Cell sample preparation T cell ELISPOT and FluoroSpot assay
- Both fresh and cryopreserved cells can be used for ELISPOT and FluoroSpot analysis. Important is that the cells are viable. For more information see: Guidelines for cell collection and handling.
- For detailed information on recommended stimuli and incubation times see: Guidelines for stimuli, cell concentrations and cell incubation times.
- It is recommended to test the samples in triplicate and in serial dilutions in the ELISPOT and FluoroSpot procedure. (Since a certain cell number is needed for sufficient stimulation, the assay does not always show linearity in serial dilutions.)
- Although a high cell density increases the likelihood of contact between stimulating and responding cells during stimulation, no more than 3x105 cells/well should be used in the ELISPOT or FluoroSpot plate. Higher concentration of cells will cause multiple cell layers, resulting in poor spot formation.
Stimulation with small peptides (8-12 amino acids) or determine a memory response
Small peptides can directly be presented by antigen presenting cells (APCs) to T cells. Consequently, such peptides and memory responses can be used in the ELISPOT and FluoroSpot assay without a preincubation step. After cells are counted, suspended cells in cell culture medium with an appropriate stimulus. For antigen-specific stimulation, 1-3x105 cells/well is recommended. For polyclonal stimulation, the recommended cell concentration per well should be reduced to 2x102 – 1x105 cells/well. The volume of the cell suspensions in the 96-well ELISPOT or FluoroSpot plate is 100 µl/well.
Preincubation of cells
A 24-48 h preincubation step at high cell density (>106) may be required when full-length proteins or long peptides are used for in vitro re-stimulation. These long antigens must first be internalized, processed and presented by APCs via MHC class I/II molecules before they can stimulate cytokine (or other effector molecule) release by T cells. The high number of cells enhances the probability of contact between stimulating and responding cells. Omitting this step leads in most cases to a significant lower frequency of spot forming cells.
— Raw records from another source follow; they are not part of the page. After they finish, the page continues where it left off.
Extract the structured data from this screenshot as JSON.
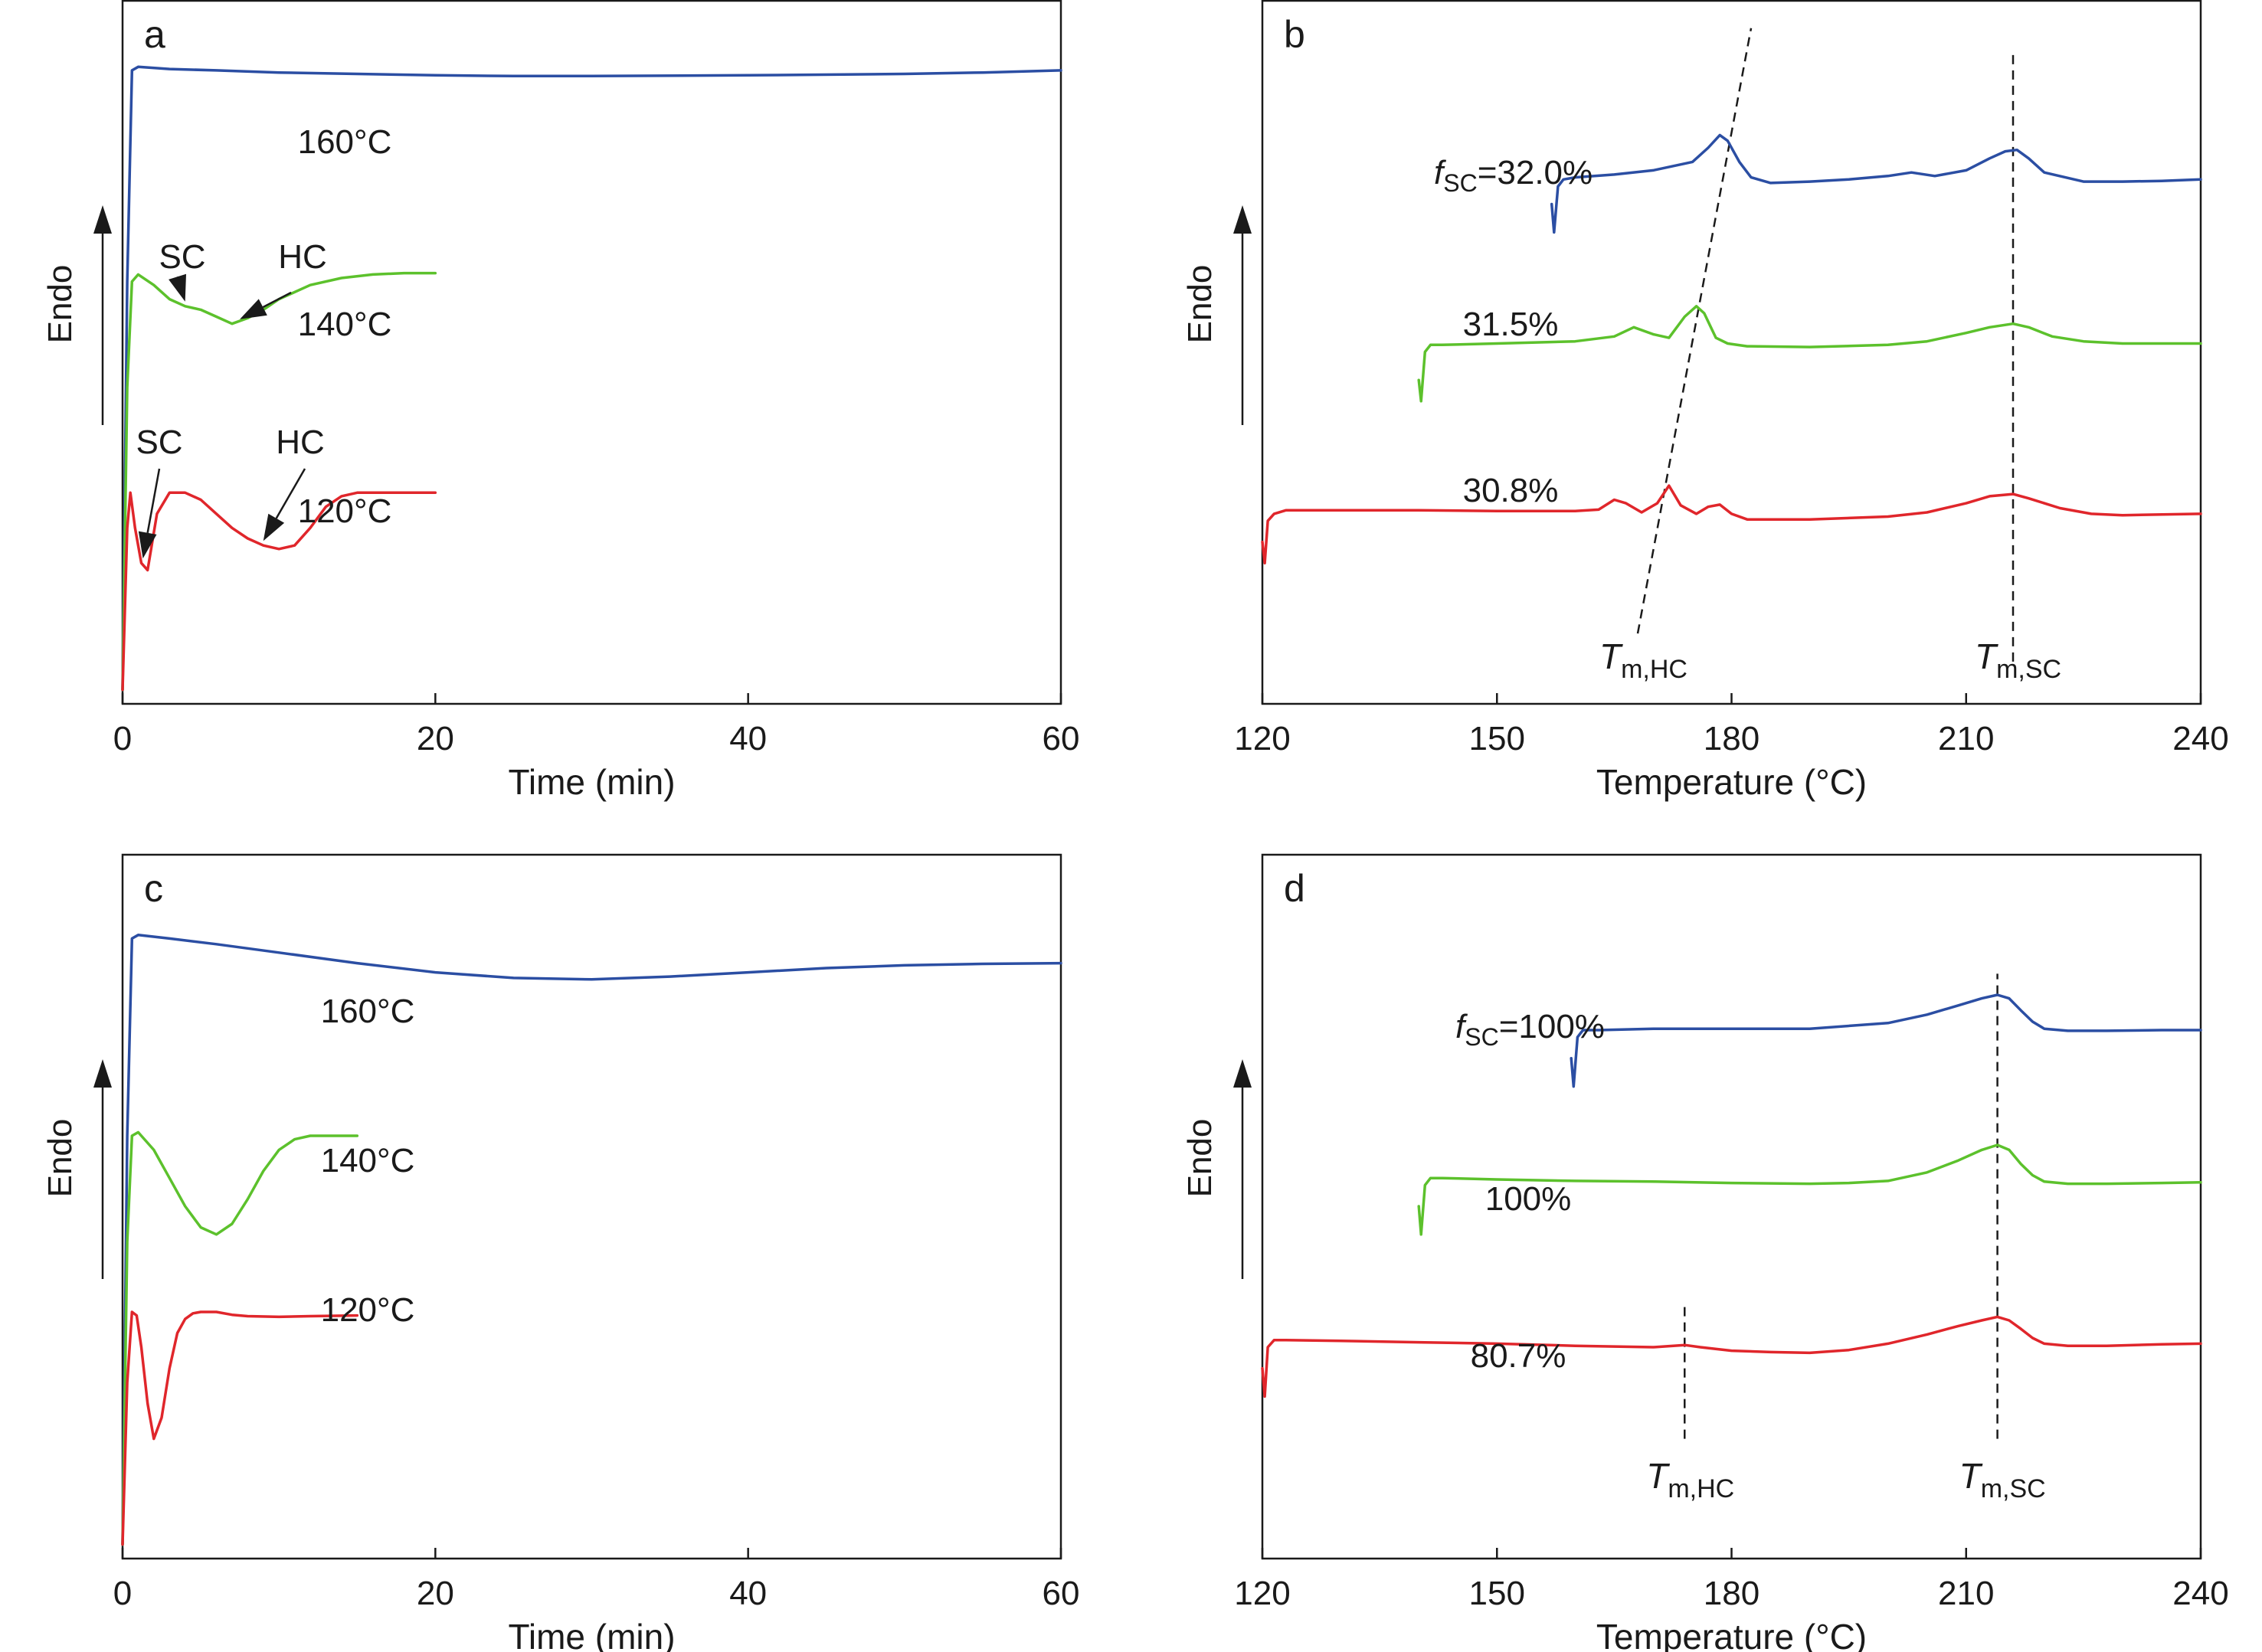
{
  "chart_data": [
    {
      "panel": "a",
      "type": "line",
      "xlabel": "Time (min)",
      "ylabel": "Endo",
      "xlim": [
        0,
        60
      ],
      "xticks": [
        "0",
        "20",
        "40",
        "60"
      ],
      "series": [
        {
          "name": "160°C",
          "label": "160°C",
          "color": "#2b4ea3",
          "x": [
            0,
            0.3,
            0.6,
            1,
            3,
            6,
            10,
            15,
            20,
            25,
            30,
            40,
            50,
            55,
            60
          ],
          "y": [
            0.02,
            0.6,
            0.9,
            0.905,
            0.902,
            0.9,
            0.897,
            0.895,
            0.893,
            0.892,
            0.892,
            0.893,
            0.895,
            0.897,
            0.9
          ]
        },
        {
          "name": "140°C",
          "label": "140°C",
          "color": "#5cc12c",
          "x": [
            0,
            0.3,
            0.6,
            1,
            2,
            3,
            4,
            5,
            6,
            7,
            8,
            9,
            10,
            12,
            14,
            16,
            18,
            20
          ],
          "y": [
            0.02,
            0.45,
            0.6,
            0.61,
            0.595,
            0.575,
            0.565,
            0.56,
            0.55,
            0.54,
            0.548,
            0.56,
            0.575,
            0.595,
            0.605,
            0.61,
            0.612,
            0.612
          ]
        },
        {
          "name": "120°C",
          "label": "120°C",
          "color": "#e0262b",
          "x": [
            0,
            0.3,
            0.5,
            0.8,
            1.2,
            1.6,
            2.2,
            3,
            4,
            5,
            6,
            7,
            8,
            9,
            10,
            11,
            12,
            13,
            14,
            15,
            17,
            20
          ],
          "y": [
            0.02,
            0.25,
            0.3,
            0.25,
            0.2,
            0.19,
            0.27,
            0.3,
            0.3,
            0.29,
            0.27,
            0.25,
            0.235,
            0.225,
            0.22,
            0.225,
            0.25,
            0.28,
            0.295,
            0.3,
            0.3,
            0.3
          ]
        }
      ],
      "annotations": [
        {
          "text": "SC",
          "x": 4,
          "y": 0.565
        },
        {
          "text": "HC",
          "x": 7.5,
          "y": 0.54
        },
        {
          "text": "SC",
          "x": 1.3,
          "y": 0.2
        },
        {
          "text": "HC",
          "x": 9,
          "y": 0.225
        }
      ]
    },
    {
      "panel": "b",
      "type": "line",
      "xlabel": "Temperature (°C)",
      "ylabel": "Endo",
      "xlim": [
        120,
        240
      ],
      "xticks": [
        "120",
        "150",
        "180",
        "210",
        "240"
      ],
      "series": [
        {
          "name": "32.0%",
          "label_prefix": "f",
          "label_sub": "SC",
          "label": "=32.0%",
          "color": "#2b4ea3",
          "x": [
            157,
            157.3,
            157.8,
            158.5,
            160,
            165,
            170,
            175,
            177,
            178.5,
            179.5,
            181,
            182.5,
            185,
            190,
            195,
            200,
            203,
            206,
            210,
            213,
            215,
            216.5,
            218,
            220,
            225,
            230,
            235,
            240
          ],
          "y": [
            0.71,
            0.67,
            0.735,
            0.745,
            0.748,
            0.752,
            0.758,
            0.77,
            0.79,
            0.808,
            0.8,
            0.77,
            0.748,
            0.74,
            0.742,
            0.745,
            0.75,
            0.755,
            0.75,
            0.758,
            0.775,
            0.785,
            0.787,
            0.775,
            0.755,
            0.742,
            0.742,
            0.743,
            0.745
          ]
        },
        {
          "name": "31.5%",
          "label": "31.5%",
          "color": "#5cc12c",
          "x": [
            140,
            140.3,
            140.8,
            141.5,
            143,
            150,
            160,
            165,
            167.5,
            170,
            172,
            174,
            175.5,
            176.5,
            178,
            179.5,
            182,
            190,
            200,
            205,
            210,
            213,
            216,
            218,
            221,
            225,
            230,
            240
          ],
          "y": [
            0.46,
            0.43,
            0.5,
            0.51,
            0.51,
            0.512,
            0.515,
            0.522,
            0.535,
            0.525,
            0.52,
            0.55,
            0.565,
            0.555,
            0.52,
            0.512,
            0.508,
            0.507,
            0.51,
            0.515,
            0.527,
            0.535,
            0.54,
            0.535,
            0.522,
            0.515,
            0.512,
            0.512
          ]
        },
        {
          "name": "30.8%",
          "label": "30.8%",
          "color": "#e0262b",
          "x": [
            120,
            120.3,
            120.7,
            121.5,
            123,
            130,
            140,
            150,
            160,
            163,
            165,
            166.5,
            168.5,
            170.5,
            172,
            173.5,
            175.5,
            177,
            178.5,
            180,
            182,
            190,
            200,
            205,
            210,
            213,
            216,
            218,
            222,
            226,
            230,
            240
          ],
          "y": [
            0.23,
            0.2,
            0.26,
            0.27,
            0.275,
            0.275,
            0.275,
            0.274,
            0.274,
            0.276,
            0.29,
            0.285,
            0.272,
            0.285,
            0.31,
            0.282,
            0.27,
            0.28,
            0.283,
            0.27,
            0.262,
            0.262,
            0.266,
            0.272,
            0.285,
            0.295,
            0.298,
            0.292,
            0.278,
            0.27,
            0.268,
            0.27
          ]
        }
      ],
      "guides": [
        {
          "kind": "dashed-line",
          "x1": 168,
          "y1": 0.1,
          "x2": 182.5,
          "y2": 0.96
        },
        {
          "kind": "dashed-line",
          "x1": 216,
          "y1": 0.06,
          "x2": 216,
          "y2": 0.93
        }
      ],
      "annotations": [
        {
          "main": "T",
          "sub": "m,HC",
          "x": 168,
          "y": 0.05
        },
        {
          "main": "T",
          "sub": "m,SC",
          "x": 216,
          "y": 0.05
        }
      ]
    },
    {
      "panel": "c",
      "type": "line",
      "xlabel": "Time (min)",
      "ylabel": "Endo",
      "xlim": [
        0,
        60
      ],
      "xticks": [
        "0",
        "20",
        "40",
        "60"
      ],
      "series": [
        {
          "name": "160°C",
          "label": "160°C",
          "color": "#2b4ea3",
          "x": [
            0,
            0.3,
            0.6,
            1,
            3,
            6,
            10,
            15,
            20,
            25,
            30,
            35,
            40,
            45,
            50,
            55,
            60
          ],
          "y": [
            0.02,
            0.6,
            0.88,
            0.885,
            0.88,
            0.872,
            0.86,
            0.845,
            0.832,
            0.824,
            0.822,
            0.826,
            0.832,
            0.838,
            0.842,
            0.844,
            0.845
          ]
        },
        {
          "name": "140°C",
          "label": "140°C",
          "color": "#5cc12c",
          "x": [
            0,
            0.3,
            0.6,
            1,
            2,
            3,
            4,
            5,
            6,
            7,
            8,
            9,
            10,
            11,
            12,
            13,
            14,
            15
          ],
          "y": [
            0.02,
            0.45,
            0.6,
            0.605,
            0.58,
            0.54,
            0.5,
            0.47,
            0.46,
            0.475,
            0.51,
            0.55,
            0.58,
            0.595,
            0.6,
            0.6,
            0.6,
            0.6
          ]
        },
        {
          "name": "120°C",
          "label": "120°C",
          "color": "#e0262b",
          "x": [
            0,
            0.3,
            0.6,
            0.9,
            1.2,
            1.6,
            2,
            2.5,
            3,
            3.5,
            4,
            4.5,
            5,
            6,
            7,
            8,
            10,
            12,
            15
          ],
          "y": [
            0.02,
            0.25,
            0.35,
            0.345,
            0.3,
            0.22,
            0.17,
            0.2,
            0.27,
            0.32,
            0.34,
            0.348,
            0.35,
            0.35,
            0.346,
            0.344,
            0.343,
            0.344,
            0.345
          ]
        }
      ],
      "annotations": []
    },
    {
      "panel": "d",
      "type": "line",
      "xlabel": "Temperature (°C)",
      "ylabel": "Endo",
      "xlim": [
        120,
        240
      ],
      "xticks": [
        "120",
        "150",
        "180",
        "210",
        "240"
      ],
      "series": [
        {
          "name": "100%",
          "label_prefix": "f",
          "label_sub": "SC",
          "label": "=100%",
          "color": "#2b4ea3",
          "x": [
            159.5,
            159.8,
            160.3,
            161,
            163,
            170,
            180,
            190,
            200,
            205,
            209,
            212,
            214,
            215.5,
            217,
            218.5,
            220,
            223,
            228,
            235,
            240
          ],
          "y": [
            0.71,
            0.67,
            0.74,
            0.75,
            0.75,
            0.752,
            0.752,
            0.752,
            0.76,
            0.772,
            0.785,
            0.795,
            0.8,
            0.795,
            0.778,
            0.762,
            0.752,
            0.749,
            0.749,
            0.75,
            0.75
          ]
        },
        {
          "name": "100%",
          "label": "100%",
          "color": "#5cc12c",
          "x": [
            140,
            140.3,
            140.8,
            141.5,
            143,
            150,
            160,
            170,
            180,
            190,
            195,
            200,
            205,
            209,
            212,
            214,
            215.5,
            217,
            218.5,
            220,
            223,
            228,
            235,
            240
          ],
          "y": [
            0.5,
            0.46,
            0.53,
            0.54,
            0.54,
            0.538,
            0.536,
            0.535,
            0.533,
            0.532,
            0.533,
            0.536,
            0.548,
            0.565,
            0.58,
            0.587,
            0.58,
            0.56,
            0.544,
            0.535,
            0.532,
            0.532,
            0.533,
            0.534
          ]
        },
        {
          "name": "80.7%",
          "label": "80.7%",
          "color": "#e0262b",
          "x": [
            120,
            120.3,
            120.7,
            121.5,
            123,
            130,
            140,
            150,
            160,
            170,
            174,
            176,
            180,
            185,
            190,
            195,
            200,
            205,
            209,
            212,
            214,
            215.5,
            217,
            218.5,
            220,
            223,
            228,
            235,
            240
          ],
          "y": [
            0.27,
            0.23,
            0.3,
            0.31,
            0.31,
            0.309,
            0.307,
            0.305,
            0.302,
            0.3,
            0.303,
            0.3,
            0.295,
            0.293,
            0.292,
            0.296,
            0.305,
            0.318,
            0.33,
            0.338,
            0.343,
            0.338,
            0.326,
            0.313,
            0.305,
            0.302,
            0.302,
            0.304,
            0.305
          ]
        }
      ],
      "guides": [
        {
          "kind": "dashed-line",
          "x1": 174,
          "y1": 0.17,
          "x2": 174,
          "y2": 0.36
        },
        {
          "kind": "dashed-line",
          "x1": 214,
          "y1": 0.17,
          "x2": 214,
          "y2": 0.83
        }
      ],
      "annotations": [
        {
          "main": "T",
          "sub": "m,HC",
          "x": 174,
          "y": 0.1
        },
        {
          "main": "T",
          "sub": "m,SC",
          "x": 214,
          "y": 0.1
        }
      ]
    }
  ]
}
A preincubation step can also be useful when the analyte of interest requires longer incubation.
For preincubation, gently suspend cells in cell culture medium with an appropriate stimulus at 4x106 cells/ml in a tissue culture plate and incubate 24-48 h (37 °C with 5% CO2 and 100% humidity). Use a minimum of 1 ml/well in a 24-well plate, 0.5 ml/well in a 48-well plate or 100 μl/well in a 96-well plate.
After preincubation, the non-adherent cells are collected and washed twice (8 min, 200 x g, 20-26 °C) with fresh cell culture medium without stimuli or fetal calf serum. This will avoid the carryover of cytokines or other effector molecules produced during the preincubation step. Thereafter, cells are counted and suspended in cell culture medium with the same stimulus as used during preincubation at 1-3x105 cells/well (antigen-specific responses). For polyclonal stimulation, the recommended cell concentration per well should be reduced to 2x102 – 1x105 cells/well. The volume of the cell suspensions in the 96-well ELISPOT or FluoroSpot plate is 100 µl/well.
RPMI-1640 supplemented with 2 mM L-Glutamine, 100 units/ml penicillin, 100 μg/ml streptomycin and 10% fetal calf serum (FCS):
- RPMI-1640: Thermo Fisher Scientific cat. no. 52400.
- L-Glutamine (200 mM): Thermo Fisher Scientific cat. no. 25030-081.
- Penicillin-Streptomycin (100x): Thermo Fisher Scientific cat. no. 15140-122.
- FCS (should be selected on low background staining): Thermo Fisher Scientific cat. no. 26140.
Culture medium AIM V (Thermo Fisher Scientific cat. no. 31035-025) supplemented with 100 units/ml penicillin and 100 μg/ml streptomycin is an alternative cell culture medium for the ELISPOT procedure without a preincubation step.